Company pensions are nearing a tipping point that's poised to send them on a buying spree in the U.S. corporate bond market.
The retirement plans, helped by gains in stocks, are edging closer to digging themselves out of a hole they've been in for more than a decade, a shift that is cutting their demand for risky assets like equities and stoking their interest in more stable investments like company debt.
Companies on average have about 82% of the funding they expect to require for retirees' pensions, compared with around 75% in the middle of last year, according to strategists at Morgan Stanley. Once pensions are around 80% funded, they tend to increase their bond holdings and cut their stock investments to lock in gains, Morgan Stanley analysts led by Adam Richmond wrote in a report on Friday. They funnel much of that money toward high-grade corporate debt, especially longer-dated bonds, to help fund their decades-long obligations.
That trend is already happening and could now intensify, according to Morgan Stanley analysts. U.S. company pension funds own more than $1.8 trillion of assets, and even small changes to their allocations can lift already-high prices for bonds, and weigh on stocks.
'Sweet Spot'
The biggest gainers may be corporate bonds maturing in around 30 years. Longer-term corporate bonds have risen 1.9% this year, including interest payments, compared with around 1.6% for the broader investment-grade universe, according to Bloomberg Barclays indexes.

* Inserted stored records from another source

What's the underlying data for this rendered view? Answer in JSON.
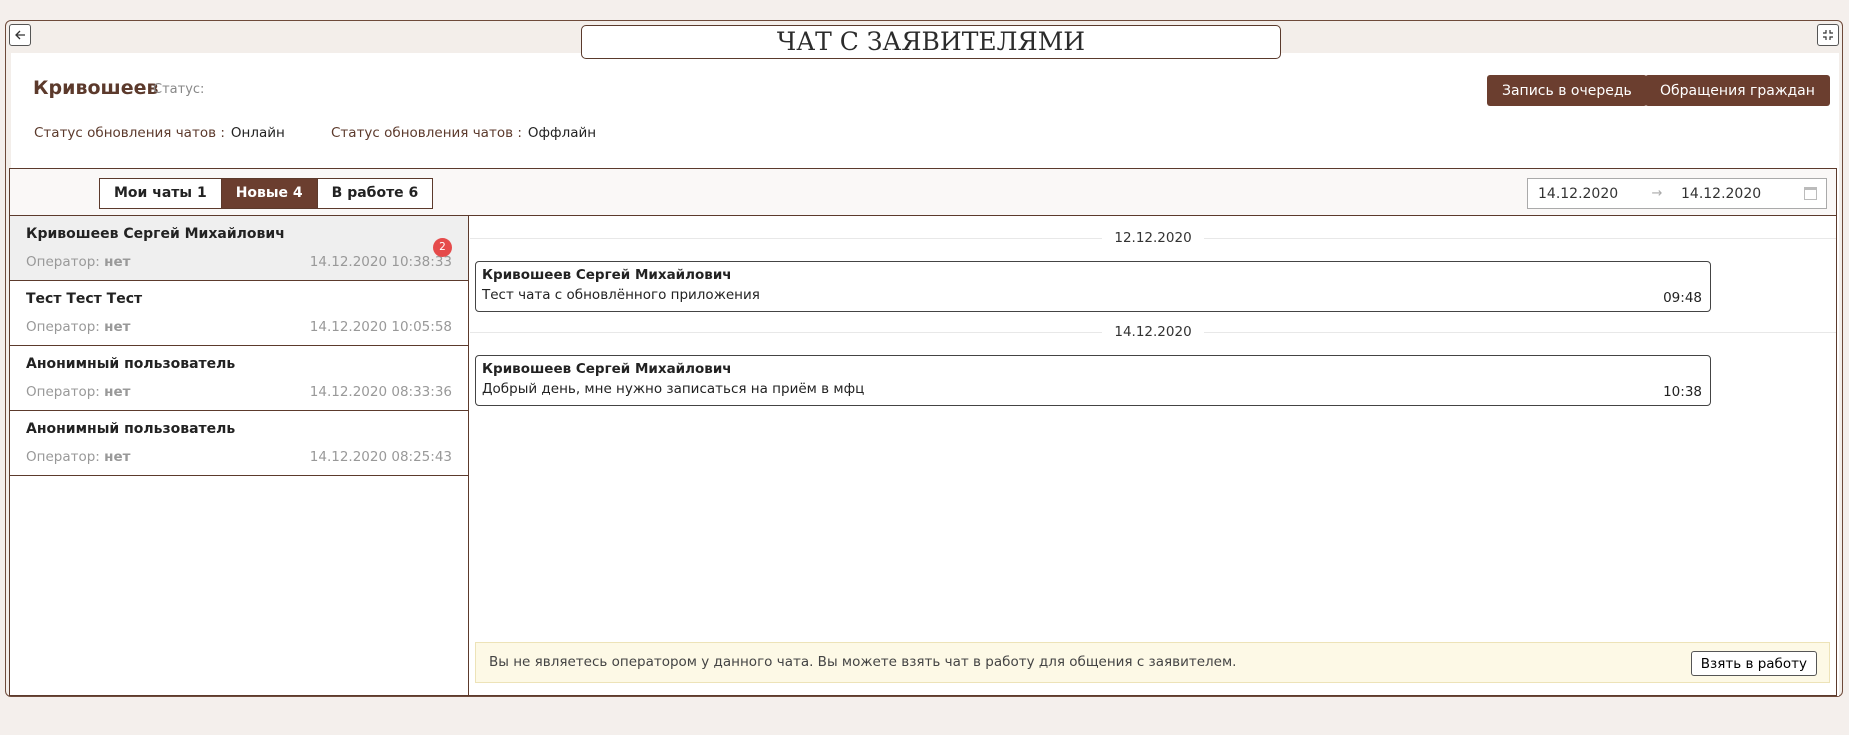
{
  "window": {
    "title": "ЧАТ С ЗАЯВИТЕЛЯМИ",
    "back_icon": "arrow-left-icon",
    "fullscreen_icon": "collapse-icon"
  },
  "header": {
    "user_name": "Кривошеев",
    "status_label": "Статус:",
    "update_status_1": {
      "label": "Статус обновления чатов :",
      "value": "Онлайн"
    },
    "update_status_2": {
      "label": "Статус обновления чатов :",
      "value": "Оффлайн"
    },
    "queue_button": "Запись в очередь",
    "appeals_button": "Обращения граждан"
  },
  "tabs": [
    {
      "label": "Мои чаты 1",
      "active": false
    },
    {
      "label": "Новые 4",
      "active": true
    },
    {
      "label": "В работе 6",
      "active": false
    }
  ],
  "date_range": {
    "from": "14.12.2020",
    "to": "14.12.2020",
    "arrow": "→"
  },
  "chats": [
    {
      "name": "Кривошеев Сергей Михайлович",
      "operator_label": "Оператор:",
      "operator": "нет",
      "time": "14.12.2020 10:38:33",
      "badge": "2"
    },
    {
      "name": "Тест Тест Тест",
      "operator_label": "Оператор:",
      "operator": "нет",
      "time": "14.12.2020 10:05:58"
    },
    {
      "name": "Анонимный пользователь",
      "operator_label": "Оператор:",
      "operator": "нет",
      "time": "14.12.2020 08:33:36"
    },
    {
      "name": "Анонимный пользователь",
      "operator_label": "Оператор:",
      "operator": "нет",
      "time": "14.12.2020 08:25:43"
    }
  ],
  "messages": [
    {
      "date": "12.12.2020",
      "author": "Кривошеев Сергей Михайлович",
      "text": "Тест чата с обновлённого приложения",
      "time": "09:48"
    },
    {
      "date": "14.12.2020",
      "author": "Кривошеев Сергей Михайлович",
      "text": "Добрый день, мне нужно записаться на приём в мфц",
      "time": "10:38"
    }
  ],
  "notice": {
    "text": "Вы не являетесь оператором у данного чата. Вы можете взять чат в работу для общения с заявителем.",
    "button": "Взять в работу"
  },
  "colors": {
    "accent": "#6b3e2f",
    "badge": "#e54b4b",
    "notice_bg": "#fdf9e6"
  }
}
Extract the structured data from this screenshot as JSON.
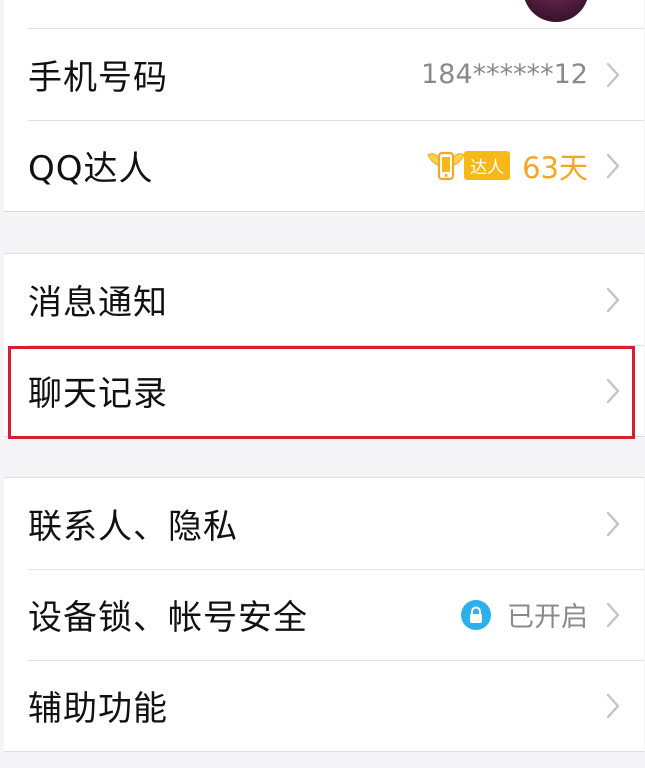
{
  "profile": {
    "phone": {
      "label": "手机号码",
      "value": "184******12"
    },
    "qq_daren": {
      "label": "QQ达人",
      "badge_text": "达人",
      "days": "63天"
    }
  },
  "settings_group_1": {
    "notifications": {
      "label": "消息通知"
    },
    "chat_history": {
      "label": "聊天记录"
    }
  },
  "settings_group_2": {
    "contacts_privacy": {
      "label": "联系人、隐私"
    },
    "device_lock": {
      "label": "设备锁、帐号安全",
      "status": "已开启"
    },
    "accessibility": {
      "label": "辅助功能"
    }
  },
  "colors": {
    "highlight_border": "#d81e2b",
    "daren_orange": "#f5a623",
    "lock_blue": "#2bb0ec"
  }
}
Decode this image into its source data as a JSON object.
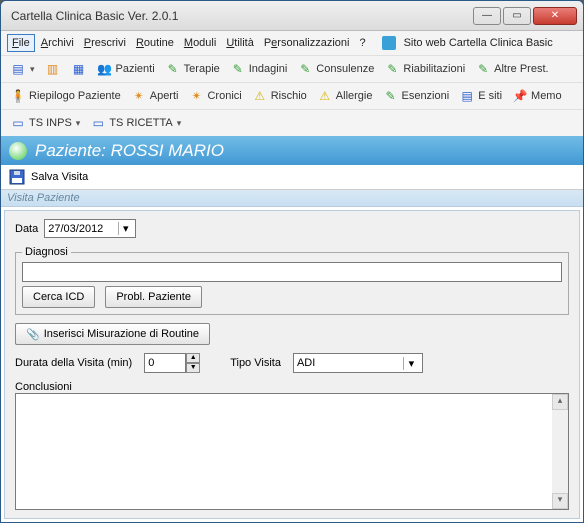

"Pension funds' sweet spot is out at the long end of the curve," said Vincent Murray, who heads U.S. fixed income syndicate at Mizuho Securities USA in New York. Investors in some deals he's worked on this year have placed orders for five times as much 30-year debt as was for sale, he said. "We've seen good demand."
U.S. companies had overfunded pensions for most of the 1990s, but at the turn of the millennium lapsed into perennial underfunding as interest rates fell and stocks crashed. That trend may be reversing thanks in part to the surging U.S. equity market, which is up nearly 6 percent this year including dividends. Rising bond yields help as well, by lifting potential income from fixed-income investments and decreasing the accounting value of future obligations. As of March 31, the deficit for S&P 1500 companies was around $391 billion, compared with around $504 billion at the end of 2014, according to consulting firm Mercer.
Some companies are also putting more money into their pension plans as the U.S. government charges more to backstop plans with big deficits. 3M Co., United Parcel Service Inc. and Honeywell International Inc. and others increased their allocations to corporate bonds last year, according to a report from Goldman Sachs Group Inc.'s asset management unit.
With smaller deficits, many pensions automatically pile into less volatile securities to reduce the chances of their losing ground again. The pension plans at 50 of the biggest U.S. publicly traded companies have been boosting their allocations to bonds and reducing their stock holdings for at least two years, according to Goldman Sachs Asset Management. These pensions held 44% of their assets in bonds last year compared with 35% in equities.